The world’s renewed reckoning with racist legacies and institutions has permeated every element of society, but one of the most visually striking aspects of the global rebellion against inequality and anti-Blackness has been the removal and defacement of statues of racist figures. From Bristol to Sacramento, statues of people who perpetuated the slave trade and imperialism have been taken down from their plinths, and when it comes to art museums, certain institutions are also confronting how their operations upheld values that required the subjugation of minorities. On June 10, Jay Xu, the director of the Asian Art Museum in San Francisco, announced that the bust of its notorious patron Avery Brundage would be removed because of Brundage’s known racism and viewpoints he expressed that were sympathetic to Nazism.
Brundage, who died in 1975, was an American sports administrator and the president of the International Olympic Committee. He is famous for his insistence that the 1936 Olympic Games in Nazi Germany should not be boycotted. “The politics of a nation is of no concern to the International Olympic Committee,” Brundage argued at the time. “Nonparticipation would do more harm than good. Hitler would still go on. The Nazi would go on…Certain Jews must now understand that they cannot use these games as a weapon in their boycott against the Nazis.” During the 1936 Olympics, Brundage also benched two American Jewish sprinters before they could participate, and in 1968, Brundage stripped Black American Olympians of their medals after they raised their fists at the podium in support of the civil rights movement.
A bust of Brundage has confronted visitors to the Asian Art Museum for 48 years, due to the fact that the museum itself was established to house Brundage’s approximately 8,000-piece art collection. In addition, commenters have pointed out in the past that the institution has long presented a colonial, western perspective of Asian art. “The Brundage collection was indeed formed by a white collector and reflected a fetishization of the ‘Orient’ that was common among white collectors of the time,” Xu told the New York Times in a statement. Xu also added that his roster of curators have been working to “present the collection to the public through multiple perspectives.”

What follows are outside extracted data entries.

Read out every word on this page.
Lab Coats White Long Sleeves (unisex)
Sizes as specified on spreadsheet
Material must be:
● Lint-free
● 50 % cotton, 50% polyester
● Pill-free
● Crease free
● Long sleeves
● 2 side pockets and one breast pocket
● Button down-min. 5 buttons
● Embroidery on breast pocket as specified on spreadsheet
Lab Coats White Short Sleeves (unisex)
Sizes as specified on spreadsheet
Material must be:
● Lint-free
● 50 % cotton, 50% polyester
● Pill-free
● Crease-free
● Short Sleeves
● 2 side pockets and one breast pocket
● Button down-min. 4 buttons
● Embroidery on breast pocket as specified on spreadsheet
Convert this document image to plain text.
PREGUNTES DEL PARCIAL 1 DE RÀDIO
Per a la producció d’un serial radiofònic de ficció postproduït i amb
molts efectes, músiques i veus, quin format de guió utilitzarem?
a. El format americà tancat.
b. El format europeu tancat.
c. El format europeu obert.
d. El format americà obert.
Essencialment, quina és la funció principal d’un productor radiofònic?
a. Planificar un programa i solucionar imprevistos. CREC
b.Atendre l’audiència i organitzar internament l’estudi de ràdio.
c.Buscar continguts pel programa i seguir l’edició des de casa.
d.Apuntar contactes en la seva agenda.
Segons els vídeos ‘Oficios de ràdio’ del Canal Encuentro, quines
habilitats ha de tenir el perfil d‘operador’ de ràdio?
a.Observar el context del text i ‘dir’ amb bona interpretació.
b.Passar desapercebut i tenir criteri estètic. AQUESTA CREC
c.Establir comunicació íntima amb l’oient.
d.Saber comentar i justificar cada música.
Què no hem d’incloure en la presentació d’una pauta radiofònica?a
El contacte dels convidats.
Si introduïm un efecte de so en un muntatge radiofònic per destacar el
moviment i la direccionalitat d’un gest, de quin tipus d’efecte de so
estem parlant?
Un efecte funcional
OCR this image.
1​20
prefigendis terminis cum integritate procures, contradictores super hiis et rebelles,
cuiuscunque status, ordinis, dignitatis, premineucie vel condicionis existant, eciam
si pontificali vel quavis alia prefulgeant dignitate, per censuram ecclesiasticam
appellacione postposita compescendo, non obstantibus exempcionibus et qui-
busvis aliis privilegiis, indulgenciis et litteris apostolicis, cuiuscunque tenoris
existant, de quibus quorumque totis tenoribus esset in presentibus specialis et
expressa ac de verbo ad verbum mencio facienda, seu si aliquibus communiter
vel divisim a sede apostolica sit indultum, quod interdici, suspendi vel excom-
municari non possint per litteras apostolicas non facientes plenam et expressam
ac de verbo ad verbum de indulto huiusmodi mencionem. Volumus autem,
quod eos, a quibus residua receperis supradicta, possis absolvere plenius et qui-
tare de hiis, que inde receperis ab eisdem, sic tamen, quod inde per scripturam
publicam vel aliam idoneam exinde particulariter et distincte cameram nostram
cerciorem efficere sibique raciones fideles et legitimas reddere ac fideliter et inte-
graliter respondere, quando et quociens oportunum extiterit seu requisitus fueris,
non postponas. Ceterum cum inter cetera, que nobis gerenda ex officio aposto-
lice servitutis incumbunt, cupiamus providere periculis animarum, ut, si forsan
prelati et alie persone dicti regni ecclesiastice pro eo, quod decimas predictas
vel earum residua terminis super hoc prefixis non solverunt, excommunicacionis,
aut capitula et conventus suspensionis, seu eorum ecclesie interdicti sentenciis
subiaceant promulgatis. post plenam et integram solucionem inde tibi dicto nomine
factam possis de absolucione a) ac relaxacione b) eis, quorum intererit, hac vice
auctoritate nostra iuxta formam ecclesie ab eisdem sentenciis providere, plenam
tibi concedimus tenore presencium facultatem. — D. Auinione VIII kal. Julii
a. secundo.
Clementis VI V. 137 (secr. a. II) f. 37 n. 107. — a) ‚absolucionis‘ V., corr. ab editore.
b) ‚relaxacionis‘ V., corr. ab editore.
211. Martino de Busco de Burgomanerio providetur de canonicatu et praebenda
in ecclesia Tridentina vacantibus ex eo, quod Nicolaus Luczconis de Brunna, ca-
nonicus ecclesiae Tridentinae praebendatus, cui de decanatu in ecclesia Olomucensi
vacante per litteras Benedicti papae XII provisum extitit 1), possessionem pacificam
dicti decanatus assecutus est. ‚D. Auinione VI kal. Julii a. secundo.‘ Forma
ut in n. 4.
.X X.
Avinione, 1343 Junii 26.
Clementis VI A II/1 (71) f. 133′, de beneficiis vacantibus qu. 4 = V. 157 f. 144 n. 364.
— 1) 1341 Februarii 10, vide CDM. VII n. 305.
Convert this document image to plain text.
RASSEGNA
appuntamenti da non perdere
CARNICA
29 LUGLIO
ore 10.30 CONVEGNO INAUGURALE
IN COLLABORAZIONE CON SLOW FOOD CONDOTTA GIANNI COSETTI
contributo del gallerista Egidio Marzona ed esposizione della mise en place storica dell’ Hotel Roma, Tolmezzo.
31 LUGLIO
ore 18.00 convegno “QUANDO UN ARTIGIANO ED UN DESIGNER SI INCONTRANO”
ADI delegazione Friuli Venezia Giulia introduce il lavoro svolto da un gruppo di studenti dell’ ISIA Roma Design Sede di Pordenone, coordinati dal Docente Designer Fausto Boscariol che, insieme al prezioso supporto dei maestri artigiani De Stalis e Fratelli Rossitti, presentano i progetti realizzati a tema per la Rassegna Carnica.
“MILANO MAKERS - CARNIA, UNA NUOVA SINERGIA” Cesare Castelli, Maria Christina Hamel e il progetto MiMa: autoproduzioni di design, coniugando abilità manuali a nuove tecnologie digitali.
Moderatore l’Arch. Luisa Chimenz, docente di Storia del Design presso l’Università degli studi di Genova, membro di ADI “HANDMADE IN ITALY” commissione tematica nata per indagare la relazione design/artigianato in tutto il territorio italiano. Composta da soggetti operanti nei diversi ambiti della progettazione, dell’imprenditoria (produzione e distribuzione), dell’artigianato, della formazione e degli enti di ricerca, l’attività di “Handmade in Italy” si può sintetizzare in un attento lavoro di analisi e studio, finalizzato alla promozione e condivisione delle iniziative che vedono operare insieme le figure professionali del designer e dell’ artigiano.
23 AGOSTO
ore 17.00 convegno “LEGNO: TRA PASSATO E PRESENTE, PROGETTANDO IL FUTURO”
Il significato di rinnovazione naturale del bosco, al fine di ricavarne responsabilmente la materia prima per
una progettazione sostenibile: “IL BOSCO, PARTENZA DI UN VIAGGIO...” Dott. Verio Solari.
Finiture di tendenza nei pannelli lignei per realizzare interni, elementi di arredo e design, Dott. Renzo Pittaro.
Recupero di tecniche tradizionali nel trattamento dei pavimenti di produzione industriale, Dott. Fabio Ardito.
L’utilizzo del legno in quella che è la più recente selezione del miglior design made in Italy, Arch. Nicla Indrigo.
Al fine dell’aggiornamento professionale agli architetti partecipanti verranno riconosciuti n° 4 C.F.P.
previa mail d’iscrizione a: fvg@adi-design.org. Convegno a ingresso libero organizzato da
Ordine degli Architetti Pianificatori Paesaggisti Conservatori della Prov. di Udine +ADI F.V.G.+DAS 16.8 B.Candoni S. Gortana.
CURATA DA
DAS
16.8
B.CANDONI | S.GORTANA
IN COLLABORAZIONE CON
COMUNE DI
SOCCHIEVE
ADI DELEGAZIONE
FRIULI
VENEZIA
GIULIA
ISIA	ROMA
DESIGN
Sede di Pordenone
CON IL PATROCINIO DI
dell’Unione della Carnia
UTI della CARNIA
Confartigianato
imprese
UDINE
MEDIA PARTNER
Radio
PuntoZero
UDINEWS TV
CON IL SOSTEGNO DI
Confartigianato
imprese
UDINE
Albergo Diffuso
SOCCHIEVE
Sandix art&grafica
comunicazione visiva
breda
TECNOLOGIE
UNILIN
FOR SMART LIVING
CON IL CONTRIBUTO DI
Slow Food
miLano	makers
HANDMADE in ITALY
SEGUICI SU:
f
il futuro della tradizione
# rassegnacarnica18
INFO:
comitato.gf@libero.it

Although the Asian Art Museum was established back in 1966, Xu is the first Chinese American to serve as the director of the museum, a fact that reveals just how complicated it is to asses institutions that were perhaps brought into being for problematic reasons. Generally, museums are understood to be imperfect vessels for cultural creations from all over the world, but that doesn’t mean that they can’t improve themselves from within. Hopefully, the removal of Brundage’s bust is just the beginning of sweeping change that’s still yet to come.